00:19:42.020 So we can see that there's theatres going on,
00:19:45.680 obviously in the east,
00:19:46.700 we're just going to talk about Greece
00:19:48.020 and Thrace and Epirus,
00:19:50.940 but also in Spain, also in North Africa.
00:19:52.920 So when Caesar crossed the Rubicon,
00:19:56.000 it really started a type of
00:19:57.920 ancient Mediterranean world war.
00:20:01.500 There's not just going to be one battle
00:20:02.940 between Caesar and Pompey,
00:20:04.600 it's across the entire Roman world.
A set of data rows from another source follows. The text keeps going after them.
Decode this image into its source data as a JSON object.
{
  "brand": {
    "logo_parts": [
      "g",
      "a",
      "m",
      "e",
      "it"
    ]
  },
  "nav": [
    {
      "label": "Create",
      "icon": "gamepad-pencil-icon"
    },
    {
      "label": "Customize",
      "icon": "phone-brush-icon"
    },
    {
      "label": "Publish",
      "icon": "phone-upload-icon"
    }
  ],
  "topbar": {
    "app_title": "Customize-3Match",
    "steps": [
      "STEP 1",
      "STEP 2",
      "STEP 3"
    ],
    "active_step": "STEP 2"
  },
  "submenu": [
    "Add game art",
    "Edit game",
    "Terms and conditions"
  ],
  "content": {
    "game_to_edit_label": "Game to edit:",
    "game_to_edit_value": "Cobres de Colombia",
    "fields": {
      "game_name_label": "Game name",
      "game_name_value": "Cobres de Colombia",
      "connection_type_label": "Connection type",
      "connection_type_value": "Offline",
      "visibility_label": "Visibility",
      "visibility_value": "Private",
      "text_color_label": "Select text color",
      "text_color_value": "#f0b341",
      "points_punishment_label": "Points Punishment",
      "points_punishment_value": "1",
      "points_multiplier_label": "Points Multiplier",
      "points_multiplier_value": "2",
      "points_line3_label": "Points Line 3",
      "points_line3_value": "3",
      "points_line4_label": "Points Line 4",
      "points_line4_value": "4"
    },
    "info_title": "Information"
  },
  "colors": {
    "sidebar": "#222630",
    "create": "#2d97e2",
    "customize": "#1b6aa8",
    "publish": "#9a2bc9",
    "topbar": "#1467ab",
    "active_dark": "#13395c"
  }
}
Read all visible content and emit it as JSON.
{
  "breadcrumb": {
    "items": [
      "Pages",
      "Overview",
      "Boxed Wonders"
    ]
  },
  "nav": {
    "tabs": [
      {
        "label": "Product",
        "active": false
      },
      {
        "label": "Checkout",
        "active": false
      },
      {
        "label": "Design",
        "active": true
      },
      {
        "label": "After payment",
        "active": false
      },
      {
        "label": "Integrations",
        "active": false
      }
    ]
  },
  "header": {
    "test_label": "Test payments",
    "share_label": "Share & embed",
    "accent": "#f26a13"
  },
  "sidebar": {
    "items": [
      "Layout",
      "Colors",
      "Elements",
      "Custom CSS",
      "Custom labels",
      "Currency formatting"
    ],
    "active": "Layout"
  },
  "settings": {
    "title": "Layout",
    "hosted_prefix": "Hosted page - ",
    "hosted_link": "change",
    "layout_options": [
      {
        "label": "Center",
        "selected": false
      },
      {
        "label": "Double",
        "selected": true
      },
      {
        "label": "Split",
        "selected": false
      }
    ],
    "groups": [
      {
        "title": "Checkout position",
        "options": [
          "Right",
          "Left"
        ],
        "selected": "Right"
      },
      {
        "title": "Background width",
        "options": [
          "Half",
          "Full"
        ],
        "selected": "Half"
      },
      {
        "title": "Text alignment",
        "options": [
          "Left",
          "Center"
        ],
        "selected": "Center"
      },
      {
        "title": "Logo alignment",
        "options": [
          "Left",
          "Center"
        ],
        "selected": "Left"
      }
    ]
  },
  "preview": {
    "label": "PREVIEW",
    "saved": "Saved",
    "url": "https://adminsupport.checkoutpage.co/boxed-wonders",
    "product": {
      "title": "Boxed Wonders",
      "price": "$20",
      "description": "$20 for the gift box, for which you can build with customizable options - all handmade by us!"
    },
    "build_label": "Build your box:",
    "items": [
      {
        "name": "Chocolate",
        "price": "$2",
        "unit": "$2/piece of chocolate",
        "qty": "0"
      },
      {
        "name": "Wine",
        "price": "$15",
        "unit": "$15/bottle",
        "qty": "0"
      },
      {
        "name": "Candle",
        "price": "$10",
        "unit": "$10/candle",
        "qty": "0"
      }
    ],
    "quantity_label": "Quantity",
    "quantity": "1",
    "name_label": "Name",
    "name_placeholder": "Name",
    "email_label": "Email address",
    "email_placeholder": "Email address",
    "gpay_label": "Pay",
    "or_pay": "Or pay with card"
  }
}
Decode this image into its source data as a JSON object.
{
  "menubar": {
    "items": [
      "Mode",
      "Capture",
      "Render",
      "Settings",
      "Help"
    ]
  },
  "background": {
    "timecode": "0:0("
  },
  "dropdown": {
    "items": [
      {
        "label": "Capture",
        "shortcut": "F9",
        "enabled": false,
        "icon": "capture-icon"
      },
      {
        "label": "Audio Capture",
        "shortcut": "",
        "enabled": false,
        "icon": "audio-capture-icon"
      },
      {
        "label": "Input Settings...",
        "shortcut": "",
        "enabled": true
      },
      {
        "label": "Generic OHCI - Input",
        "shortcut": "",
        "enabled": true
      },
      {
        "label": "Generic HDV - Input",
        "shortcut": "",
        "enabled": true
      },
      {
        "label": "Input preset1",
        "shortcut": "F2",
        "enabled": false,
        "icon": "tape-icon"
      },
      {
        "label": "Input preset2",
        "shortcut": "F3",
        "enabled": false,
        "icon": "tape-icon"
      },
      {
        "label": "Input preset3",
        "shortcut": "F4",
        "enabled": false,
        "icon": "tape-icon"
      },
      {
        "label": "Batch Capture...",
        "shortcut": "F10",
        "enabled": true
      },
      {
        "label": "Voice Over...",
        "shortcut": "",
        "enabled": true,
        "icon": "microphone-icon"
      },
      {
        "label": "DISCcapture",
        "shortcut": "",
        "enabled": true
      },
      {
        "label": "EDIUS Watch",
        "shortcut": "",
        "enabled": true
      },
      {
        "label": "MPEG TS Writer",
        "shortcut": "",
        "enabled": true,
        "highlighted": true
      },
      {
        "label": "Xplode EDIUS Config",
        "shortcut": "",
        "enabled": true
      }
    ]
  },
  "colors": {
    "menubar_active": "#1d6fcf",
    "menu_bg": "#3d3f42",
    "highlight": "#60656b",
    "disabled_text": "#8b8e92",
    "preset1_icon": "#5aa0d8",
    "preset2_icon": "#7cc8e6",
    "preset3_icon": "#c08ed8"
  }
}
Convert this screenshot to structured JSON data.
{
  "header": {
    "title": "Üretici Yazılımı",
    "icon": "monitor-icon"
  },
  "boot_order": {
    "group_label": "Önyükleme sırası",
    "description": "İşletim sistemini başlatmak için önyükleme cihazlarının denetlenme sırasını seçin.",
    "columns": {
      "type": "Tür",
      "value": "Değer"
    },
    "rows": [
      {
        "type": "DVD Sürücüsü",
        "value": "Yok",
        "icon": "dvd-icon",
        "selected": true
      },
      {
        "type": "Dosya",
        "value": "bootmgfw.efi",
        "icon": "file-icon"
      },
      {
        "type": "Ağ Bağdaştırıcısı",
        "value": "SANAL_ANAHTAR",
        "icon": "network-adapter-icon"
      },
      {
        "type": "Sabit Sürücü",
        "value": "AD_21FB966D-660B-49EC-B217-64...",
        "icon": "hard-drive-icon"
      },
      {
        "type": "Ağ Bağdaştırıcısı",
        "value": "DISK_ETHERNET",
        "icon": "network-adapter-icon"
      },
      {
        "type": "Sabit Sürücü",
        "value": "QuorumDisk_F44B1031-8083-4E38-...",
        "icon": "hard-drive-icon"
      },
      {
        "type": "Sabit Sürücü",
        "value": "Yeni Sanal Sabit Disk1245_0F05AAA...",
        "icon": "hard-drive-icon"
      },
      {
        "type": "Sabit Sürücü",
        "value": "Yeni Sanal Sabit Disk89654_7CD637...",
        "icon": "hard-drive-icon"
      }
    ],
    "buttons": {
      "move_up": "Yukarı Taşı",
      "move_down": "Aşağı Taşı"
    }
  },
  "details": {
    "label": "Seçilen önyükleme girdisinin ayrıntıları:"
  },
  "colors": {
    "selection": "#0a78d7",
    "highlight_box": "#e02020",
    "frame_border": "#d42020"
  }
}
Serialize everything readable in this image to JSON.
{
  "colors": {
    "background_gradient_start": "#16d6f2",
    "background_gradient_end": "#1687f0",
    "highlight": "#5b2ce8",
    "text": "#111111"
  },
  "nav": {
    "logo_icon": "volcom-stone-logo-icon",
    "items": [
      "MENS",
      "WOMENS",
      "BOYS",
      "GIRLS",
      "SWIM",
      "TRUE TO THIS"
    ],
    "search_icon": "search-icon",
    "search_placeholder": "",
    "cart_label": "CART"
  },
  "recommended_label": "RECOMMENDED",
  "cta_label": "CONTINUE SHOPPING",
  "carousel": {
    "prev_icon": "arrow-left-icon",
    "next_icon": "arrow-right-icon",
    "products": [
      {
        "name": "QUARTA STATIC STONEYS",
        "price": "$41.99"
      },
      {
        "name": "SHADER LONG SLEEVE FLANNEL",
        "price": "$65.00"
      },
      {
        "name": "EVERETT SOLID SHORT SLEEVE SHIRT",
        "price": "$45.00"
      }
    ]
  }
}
00:20:06.960 Pompey's faction is much bigger than Pompey.
00:20:09.800 I mean, you can argue that Caesar's faction
00:20:11.560 is sort of Caesar.
00:20:13.440 Obviously, there's lots more people to it
00:20:14.880 and it survives after his own death.
00:20:17.400 But it is a much smaller clique of faction
00:20:20.340 and more based around the name Caesar.
00:20:24.060 Whereas Pompey's side of the equation
00:20:26.080 is sort of the entire Roman state.
00:20:29.160 Of course, it's not a modern state as we have them,
00:20:31.380 but you know what I mean by that.
00:20:33.200 The institutions of the entire Roman world
00:20:36.100 can and were, it seems,
00:20:37.900 brought to bear against Caesar
00:20:39.380 from the Atlantic to the Euphrates.
00:20:42.640 So Caesar's got to put out fires
00:20:44.620 all over the place.
00:20:46.480 Hunting down and defeating Pompey himself
00:20:48.500 is only the first head of the Hydra.
00:20:51.800 And more than once,
00:20:52.480 Caesar has to put out fires
00:20:53.780 all over the Roman world.